How do we build muscle?
When we challenge the muscles within our bodies to deal with higher levels of resistance and weights, we cause a damage response which then needs to be repaired again. This process is known as muscle hypertrophy.
Muscle hypertrophy occurs when the body repairs damaged fibres by fusing them, which increases the mass and size of the muscles.
Certain hormones, including testosterone human growth hormone, and insulin growth factor, also play a role in muscle growth and repair
These hormones work by:
- improving how the body processes proteins
- inhibiting the breakdown of protein
- activating satellite cells, which are a type of stem cell that plays a role in muscle development
- stimulating anabolic hormones, which promote muscle growth and protein synthesis
- enhancing tissue growth
Strength and resistance training can help the body:
- release growth hormone from the pituitary gland
- stimulate testosterone release
- improve the sensitivity of the muscles to testosterone
Every person will build muscle at a different rate, this is determined by gender, age, and genetics however muscle building increases when exercise is.
- Regular
- Difficult
- Long-term
It can take weeks and months for changes to become visible so do not be discouraged early on, these changes are not going to happen overnight.
Best results are achieved when enough rest is allowed between training sessions for the body to recover with muscle taking anywhere between 24-72 hours to recover
Women can typically handle more frequency and more volume, do more body parts, more often than men. This is because females do not create as much neurological stress to the muscle so they can train it more often than males.
If you are not getting enough rest, relaxation and adequate sleep this will inhibit your ability to recover effectively slowing your progress and also increasing your risk of injury so stretching, and minimising stress is important to maximise your growth potential.
How often should you change up your sets/repetition scheme?
To continue to make progress ideally you want to be switching up your sets and repetitions every 4-6 weeks and varying the type of stimulus you are training also.
Stimulus can be focused on hypertrophy, strength, or metabolic stimulus as well.
The aim of hypertrophy is not to put it under too much stress, the idea would be to put it under the least amount of stress to illicit a response within the muscle for it to grow so there's a fine balance here between the two to find the sweet spot for the most growth potential.
Pay attention to it, pay attention to your body and the responses you get from it during your training as well as your progress as a measure.
Nutrition for building muscle
The lower you keep your body fat the better for building muscle because we want to optimise growth potential, fats can be converted to oestrogen and carbohydrates are beneficial to utilise as energy but we really don't need that many more carbohydrates that that
Excess carbohydrates can increase insulin resistance, use carbohydrates as a tool to grow and fuel your performance.
Always start off with ensuring you are getting adequate protein 2 grams per kilogram - you can however go above that.
Sources of protein include:
- meat
- fish
- eggs
- milk and cheese
- soybeans and tofu
- beans and lentils
- nuts
- seeds
As a method to gain weight
Establish BMR - add 500 calories
What is BMR? - Basal metabolic rate is a minimum number of calories required for basic bodily function at rest.

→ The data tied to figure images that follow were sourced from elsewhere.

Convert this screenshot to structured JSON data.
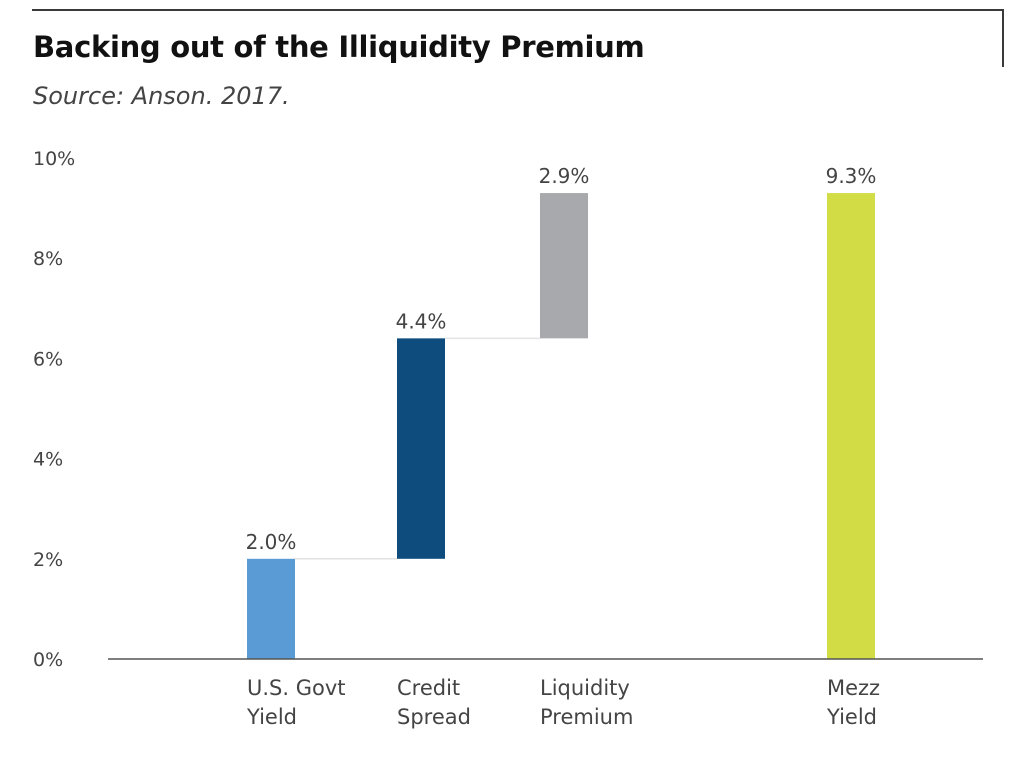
{
  "chart_data": {
    "type": "bar",
    "title": "Backing out of the Illiquidity Premium",
    "subtitle": "Source: Anson. 2017.",
    "xlabel": "",
    "ylabel": "",
    "ylim": [
      0,
      10
    ],
    "yticks": [
      "0%",
      "2%",
      "4%",
      "6%",
      "8%",
      "10%"
    ],
    "grid": false,
    "legend": "none",
    "bars": [
      {
        "category": "U.S. Govt\nYield",
        "base": 0,
        "value": 2.0,
        "label": "2.0%",
        "color": "#5a9bd5"
      },
      {
        "category": "Credit\nSpread",
        "base": 2.0,
        "value": 4.4,
        "label": "4.4%",
        "color": "#0e4c7e"
      },
      {
        "category": "Liquidity\nPremium",
        "base": 6.4,
        "value": 2.9,
        "label": "2.9%",
        "color": "#a7a9ac"
      },
      {
        "category": "Mezz\nYield",
        "base": 0,
        "value": 9.3,
        "label": "9.3%",
        "color": "#d2dc44"
      }
    ]
  }
}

2 grams per 1kg of body weight for protein intake
2 grams per 1kg of carbohydrate intake
Fill the rest in fats
Take in monounsaturated fats preferably
Excess calories can increase your metabolic rate and oxidise more nutrients
Nutrient timing
At a low-level nutrient timing does not matter but at a higher level it absolutely does matter, bodybuilding, professional athletes, sports performance athletes etc
Pre-workout
Ideal time to eat before training is 90 minutes
Post-workout
After a workout you want to be getting in carbohydrates however after a highly stressed state, you do not want your biggest meal straight after a workout. You want to wait at least 90 mins to be out of that sympathetic state and being into a parasympathetic state to mitigate the cortisol response.
Hitting your total daily calorie/macro intake is vital to achieving the body composition goals that you want to achieve! Adherence to your diet is just as important as your training.